I think that title case quotes (e.g. "Demand Furniture") are funnier than others. Does the public agree? For each quote, I checked whether the last word of the quote was capitalized.

43% of @horse_ebooks quotes end with a capitalized word. The median number of retweets for those quotes was 310, versus 235 for quotes with an uncapitalized last word. The public agrees with me. Title-case tweets are a little less common, but significantly more popular.

The punchword

Since the last word of a joke is the most important, I decided to take a more detailed look each quote's last word. My favorite @horse_ebooks tweets are the ones that cut off in the middle of a sentence, so I anticipated that I would see a lot of quotes that ended with boring words like "the".

I applied part-of-speech tagging to the last word of each quote and grouped them together. Nouns were the most common by far, followed by verb of various kinds, determiners ("the", "this", "neither"), adjectives and adverbs.

I then sorted the list of parts of speech by the median number of retweets a @horse_ebooks quote got if it ended with that part of speech. Nouns and verbs were not only the most common, they were the most popular. (Median retweets for any kind of noun was over 300; verbs ranged from 191 retweets to 295, depending on the tense of the verb.) Adjectives underperformed relative to their frequency, except for comparative adjectives like "more", which overperformed.

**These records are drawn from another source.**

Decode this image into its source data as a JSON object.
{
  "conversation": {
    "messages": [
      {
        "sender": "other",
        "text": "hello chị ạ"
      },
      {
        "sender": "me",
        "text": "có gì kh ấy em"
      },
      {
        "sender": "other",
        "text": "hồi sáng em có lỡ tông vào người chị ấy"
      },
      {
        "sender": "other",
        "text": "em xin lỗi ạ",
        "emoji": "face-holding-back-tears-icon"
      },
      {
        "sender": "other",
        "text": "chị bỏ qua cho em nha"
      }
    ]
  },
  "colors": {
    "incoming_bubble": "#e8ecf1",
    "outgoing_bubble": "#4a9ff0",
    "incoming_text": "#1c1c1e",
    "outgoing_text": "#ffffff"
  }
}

I was right in thinking that quotes ending with a determiner or other boring word were very common, but they were also incredibly unpopular. The most popular among these were quotes that repeated gibberish over and over, e.g. "ORONGLY DGAGREE DISAGREE NO G G NO G G G G G G NO G G NEIEHER AGREE NOR DGAGREE O O O no O O no O O no O O no neither neither neither". A quote like "of events get you the" did very poorly. (By late-era @horse_ebooks standards, anyway.)

It's funny when you interrupt a noun

I pondered the mystery of the unpopular quotes and came up with a new hypothesis. People don't like interrupted sentences per se; they like interrupted noun phrases. Specifically, they like it when a noun phrase is truncated to a normal noun. Here are a few @horse_ebooks quotes that were extremely popular:

Clearly "computer", "science", "house", "and "meal" were originally modifying some other noun, but when the sentence was truncated they became standalone nouns. Therefore, humor.

How can I test my hypothesis without access to the original texts from which @horse_ebooks takes its quotes? I don't have any automatic way to distinguish a truncated noun phrase from an ordinary noun. But I can see how many of the @horse_ebooks quotes end with a complete noun phrase. Then I can compare how well a quote does if it ends with a noun phrase, versus a noun that's not part of a noun phrase.

About 4.5% of the total @horse_ebooks quotes end in complete noun phrases. This is comparable to what I saw in the data I generated for @pony_strategies. I compared the popularity of quotes that ended in complete noun phrases, versus quotes that ended in standalone nouns.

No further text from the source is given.